Acts 15:39-40 "They had such a sharp disagreement that they parted company. Barnabas took Mark and sailed for Cyprus, but Paul chose Silas and left, commended by the brothers to the grace of the Lord."
I have been doing an in depth study on Paul, and today (actually yesterday) I got to chapter 15 of the book of Acts. Anyway, when I got to this scripture the question was asked, "Do you see any evidence of a potential positive repercussion resulting from the disagreement?" My exact answer was, "Two more disciples to witness what God does through others." Implying growth. Anyway, as I continue through, that was the same point that Beth Moore made. I am going to copy what she wrote because it spoke volumes to me.
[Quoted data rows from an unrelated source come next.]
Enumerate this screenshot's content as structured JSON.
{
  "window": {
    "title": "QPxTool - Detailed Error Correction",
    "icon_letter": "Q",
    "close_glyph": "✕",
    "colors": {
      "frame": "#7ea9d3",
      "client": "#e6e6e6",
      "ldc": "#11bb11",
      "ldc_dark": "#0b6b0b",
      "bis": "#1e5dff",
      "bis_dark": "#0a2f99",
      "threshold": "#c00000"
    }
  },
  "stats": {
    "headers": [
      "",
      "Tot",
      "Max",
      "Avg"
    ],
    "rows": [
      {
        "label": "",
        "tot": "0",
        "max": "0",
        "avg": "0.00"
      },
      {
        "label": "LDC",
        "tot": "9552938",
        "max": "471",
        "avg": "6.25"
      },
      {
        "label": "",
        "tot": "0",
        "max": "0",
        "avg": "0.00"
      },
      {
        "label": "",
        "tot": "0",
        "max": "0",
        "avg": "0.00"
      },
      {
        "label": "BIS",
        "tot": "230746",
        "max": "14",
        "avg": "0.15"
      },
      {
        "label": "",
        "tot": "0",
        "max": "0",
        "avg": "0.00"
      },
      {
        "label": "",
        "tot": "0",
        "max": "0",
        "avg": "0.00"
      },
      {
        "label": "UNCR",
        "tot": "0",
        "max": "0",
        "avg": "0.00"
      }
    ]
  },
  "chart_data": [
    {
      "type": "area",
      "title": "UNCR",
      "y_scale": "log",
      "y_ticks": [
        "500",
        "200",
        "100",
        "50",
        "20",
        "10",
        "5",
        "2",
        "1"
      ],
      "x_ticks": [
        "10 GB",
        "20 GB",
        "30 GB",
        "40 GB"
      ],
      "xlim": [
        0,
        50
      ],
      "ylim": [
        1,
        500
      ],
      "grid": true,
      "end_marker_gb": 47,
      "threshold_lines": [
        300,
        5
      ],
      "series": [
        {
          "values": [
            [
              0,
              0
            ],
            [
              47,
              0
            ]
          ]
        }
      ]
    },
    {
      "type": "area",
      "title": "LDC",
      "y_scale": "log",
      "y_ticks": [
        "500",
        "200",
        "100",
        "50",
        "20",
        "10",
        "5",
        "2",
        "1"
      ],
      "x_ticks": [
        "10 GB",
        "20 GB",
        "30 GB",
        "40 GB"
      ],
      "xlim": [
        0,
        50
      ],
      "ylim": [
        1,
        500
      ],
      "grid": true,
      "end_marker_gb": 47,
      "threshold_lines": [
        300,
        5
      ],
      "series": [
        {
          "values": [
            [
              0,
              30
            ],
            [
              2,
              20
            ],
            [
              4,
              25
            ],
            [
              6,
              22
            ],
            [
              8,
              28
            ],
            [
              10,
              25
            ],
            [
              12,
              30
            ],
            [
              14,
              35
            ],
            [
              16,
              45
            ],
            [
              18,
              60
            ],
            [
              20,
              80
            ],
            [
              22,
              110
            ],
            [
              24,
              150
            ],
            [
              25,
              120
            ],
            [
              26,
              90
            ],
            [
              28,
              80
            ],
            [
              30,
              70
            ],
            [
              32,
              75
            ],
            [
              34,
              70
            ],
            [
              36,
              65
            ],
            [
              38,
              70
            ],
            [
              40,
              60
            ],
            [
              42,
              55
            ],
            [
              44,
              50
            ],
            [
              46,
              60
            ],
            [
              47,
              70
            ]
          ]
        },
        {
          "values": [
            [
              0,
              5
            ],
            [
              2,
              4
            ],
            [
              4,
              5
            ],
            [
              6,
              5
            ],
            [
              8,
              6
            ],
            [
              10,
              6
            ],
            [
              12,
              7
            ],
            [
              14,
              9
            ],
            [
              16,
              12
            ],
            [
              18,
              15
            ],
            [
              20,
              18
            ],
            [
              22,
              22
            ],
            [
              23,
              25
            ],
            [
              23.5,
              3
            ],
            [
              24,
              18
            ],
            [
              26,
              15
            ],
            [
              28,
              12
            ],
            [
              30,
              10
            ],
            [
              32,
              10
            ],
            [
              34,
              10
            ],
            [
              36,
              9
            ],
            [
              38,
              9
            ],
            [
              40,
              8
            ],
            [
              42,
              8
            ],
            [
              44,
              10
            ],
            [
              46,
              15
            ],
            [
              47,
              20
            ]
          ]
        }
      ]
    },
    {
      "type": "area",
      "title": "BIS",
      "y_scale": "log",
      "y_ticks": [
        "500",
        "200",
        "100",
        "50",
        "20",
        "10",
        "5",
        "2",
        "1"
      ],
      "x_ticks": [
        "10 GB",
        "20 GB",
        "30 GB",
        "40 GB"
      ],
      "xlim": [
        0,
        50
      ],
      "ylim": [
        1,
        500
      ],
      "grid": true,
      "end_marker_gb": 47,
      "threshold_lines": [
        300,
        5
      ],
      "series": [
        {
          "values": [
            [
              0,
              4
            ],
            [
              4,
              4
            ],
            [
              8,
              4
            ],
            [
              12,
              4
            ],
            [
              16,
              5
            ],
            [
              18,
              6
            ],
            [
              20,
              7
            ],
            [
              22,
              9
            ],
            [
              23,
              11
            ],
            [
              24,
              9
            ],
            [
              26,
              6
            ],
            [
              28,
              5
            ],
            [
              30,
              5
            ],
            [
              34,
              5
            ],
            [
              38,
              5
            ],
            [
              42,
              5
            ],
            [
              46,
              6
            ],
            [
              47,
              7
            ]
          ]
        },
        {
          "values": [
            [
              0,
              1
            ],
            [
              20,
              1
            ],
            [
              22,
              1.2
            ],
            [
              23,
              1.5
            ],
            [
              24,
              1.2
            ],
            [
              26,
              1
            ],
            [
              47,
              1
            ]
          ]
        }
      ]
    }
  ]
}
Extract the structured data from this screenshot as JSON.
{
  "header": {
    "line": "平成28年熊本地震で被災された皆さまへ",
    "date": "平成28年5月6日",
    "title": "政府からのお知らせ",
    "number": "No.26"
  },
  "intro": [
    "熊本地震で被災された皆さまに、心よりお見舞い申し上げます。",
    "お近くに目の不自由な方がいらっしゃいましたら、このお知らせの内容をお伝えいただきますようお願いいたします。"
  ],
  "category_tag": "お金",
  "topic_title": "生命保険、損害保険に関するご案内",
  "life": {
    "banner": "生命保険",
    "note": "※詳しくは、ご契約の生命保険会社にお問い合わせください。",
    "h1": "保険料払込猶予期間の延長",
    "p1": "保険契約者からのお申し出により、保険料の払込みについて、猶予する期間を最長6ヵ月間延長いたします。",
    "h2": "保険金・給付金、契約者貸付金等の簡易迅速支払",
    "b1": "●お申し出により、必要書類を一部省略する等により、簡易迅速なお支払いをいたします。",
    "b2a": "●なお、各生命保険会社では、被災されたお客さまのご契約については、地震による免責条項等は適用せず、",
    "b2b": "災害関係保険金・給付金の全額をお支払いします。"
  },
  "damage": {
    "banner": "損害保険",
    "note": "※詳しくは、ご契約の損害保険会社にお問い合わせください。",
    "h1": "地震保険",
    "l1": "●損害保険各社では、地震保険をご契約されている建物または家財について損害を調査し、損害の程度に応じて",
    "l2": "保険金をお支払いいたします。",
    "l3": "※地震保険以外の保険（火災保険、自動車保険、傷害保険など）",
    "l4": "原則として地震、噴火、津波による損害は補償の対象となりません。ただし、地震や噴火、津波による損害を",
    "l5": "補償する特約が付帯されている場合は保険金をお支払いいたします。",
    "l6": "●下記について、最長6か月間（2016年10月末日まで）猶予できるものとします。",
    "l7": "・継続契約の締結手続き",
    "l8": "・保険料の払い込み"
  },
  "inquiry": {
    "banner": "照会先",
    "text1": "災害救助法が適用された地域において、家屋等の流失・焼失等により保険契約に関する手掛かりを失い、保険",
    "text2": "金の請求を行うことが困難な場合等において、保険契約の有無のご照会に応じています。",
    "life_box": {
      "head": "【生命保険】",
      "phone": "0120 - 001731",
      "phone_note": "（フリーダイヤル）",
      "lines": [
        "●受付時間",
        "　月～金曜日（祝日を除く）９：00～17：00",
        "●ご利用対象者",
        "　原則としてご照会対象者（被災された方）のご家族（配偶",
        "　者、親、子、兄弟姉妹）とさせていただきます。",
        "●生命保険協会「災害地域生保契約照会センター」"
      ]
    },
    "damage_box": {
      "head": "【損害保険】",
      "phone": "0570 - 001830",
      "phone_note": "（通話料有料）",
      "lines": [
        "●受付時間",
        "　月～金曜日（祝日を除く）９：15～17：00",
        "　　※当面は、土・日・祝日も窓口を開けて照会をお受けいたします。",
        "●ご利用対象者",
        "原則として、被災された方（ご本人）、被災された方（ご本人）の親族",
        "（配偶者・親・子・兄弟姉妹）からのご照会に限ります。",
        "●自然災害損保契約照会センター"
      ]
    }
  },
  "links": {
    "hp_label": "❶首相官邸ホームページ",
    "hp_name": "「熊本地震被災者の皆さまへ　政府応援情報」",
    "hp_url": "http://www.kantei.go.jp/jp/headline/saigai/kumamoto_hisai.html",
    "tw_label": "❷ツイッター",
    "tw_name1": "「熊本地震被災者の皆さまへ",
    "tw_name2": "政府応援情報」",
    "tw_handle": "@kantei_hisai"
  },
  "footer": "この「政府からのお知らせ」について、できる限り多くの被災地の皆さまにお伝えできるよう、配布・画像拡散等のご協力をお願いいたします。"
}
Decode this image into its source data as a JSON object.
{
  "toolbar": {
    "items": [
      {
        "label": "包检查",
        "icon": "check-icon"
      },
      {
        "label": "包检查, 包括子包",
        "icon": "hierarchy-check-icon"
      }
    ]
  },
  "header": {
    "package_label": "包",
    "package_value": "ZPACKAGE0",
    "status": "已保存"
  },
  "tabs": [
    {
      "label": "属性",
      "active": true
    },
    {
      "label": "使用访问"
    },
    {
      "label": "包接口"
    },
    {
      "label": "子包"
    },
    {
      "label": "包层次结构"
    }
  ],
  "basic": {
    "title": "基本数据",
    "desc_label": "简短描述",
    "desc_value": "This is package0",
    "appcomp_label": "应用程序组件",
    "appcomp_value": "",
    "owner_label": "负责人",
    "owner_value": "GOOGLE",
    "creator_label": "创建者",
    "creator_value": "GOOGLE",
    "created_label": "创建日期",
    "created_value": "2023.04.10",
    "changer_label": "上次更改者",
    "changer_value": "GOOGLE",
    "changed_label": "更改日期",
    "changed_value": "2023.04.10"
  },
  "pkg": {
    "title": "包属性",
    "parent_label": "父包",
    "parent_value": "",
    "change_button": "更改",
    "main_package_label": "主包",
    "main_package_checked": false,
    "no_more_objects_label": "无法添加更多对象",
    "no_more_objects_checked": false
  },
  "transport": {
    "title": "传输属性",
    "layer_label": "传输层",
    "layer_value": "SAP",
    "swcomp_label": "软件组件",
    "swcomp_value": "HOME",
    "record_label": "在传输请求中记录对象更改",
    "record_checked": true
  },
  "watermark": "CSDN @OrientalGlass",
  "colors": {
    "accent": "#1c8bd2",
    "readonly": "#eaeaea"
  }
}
All the trials that we have been through over the last year with disagreements in beliefs, what God does or does not do, etc (You can go back and read the labels for God if you want the story.) came to mind. So, here is what Beth Moore wrote:
"Paul and Barnabas were Spirit-filled servants of God, yet they differed vehemently on whether John Mark should join them. We might assume either Paul or Barnabas was not under the leadership of the Holy Spirit; because the Spirit could not possess two opinions. Or could He? I believe both men could have been under the direct influence of the Holy Spirit and yet, still have differed. How? The Holy Spirit might have been saying yes to Barnabas and no to Paul. He might have wanted Barnabas, but not Paul, to take John Mark. Why? So God could divide and multiply. Paul had matured so effectively under Barnabas' help and encouragement, they had grown equally strong. Though they might have preferred to serve together the rest of their lives, God had a more practical plan. He had other young preachers He wanted each man to train. As a result of their differing convictions, two preachers became four, and soon we'll see a fifth! Paul and Barnabas went their separate ways, two mentors, each with a new apprentice."
"Scripture tells us most divisions are not of God, but our text today suggests that sometimes God wants to divide and multiply. Can you imagine how much simpler church life could be if we accepted that God could place two people under different convictions to multiply ministry?"
"Often differences erupt due to less noble motivations-two opinionated people unwilling to budge. Unless we invite God to come to the rescue, the results can be disastrous. Ministries and partnerships often divide and dwindle rather than divide and multiply. On the other hand, when God leads two people who have walked together to a "y" in the road, He can do something wonderful IF they and their constituents are mature enough to deal with it!"
I love this, it speaks volumes to me. The hubby and I believe we have been called to be house pastors. We would never have felt this call or except the call if we had not be on our Walks to Emmaus, because we were not listening to God, and being obedient of God. Yet the things that we learned on our walks was the dispute, causing trials. But through the trails God continued to strengthen our convictions as to what we believed and why we believed them with scripture to support those learnings. But because of those disputes, it has been easier to leave our current home church. If you go to church you know that you get attached to people, they become your family. When your family disappoints, you tend to look to God, or at least we do, thereby leading to the calling to be house pastors.
So back to the point, "So God could divide and multiply." Seems clear to me. I know it probably does not to most, because you only get pieces, but to me God just hit me with a 2x4.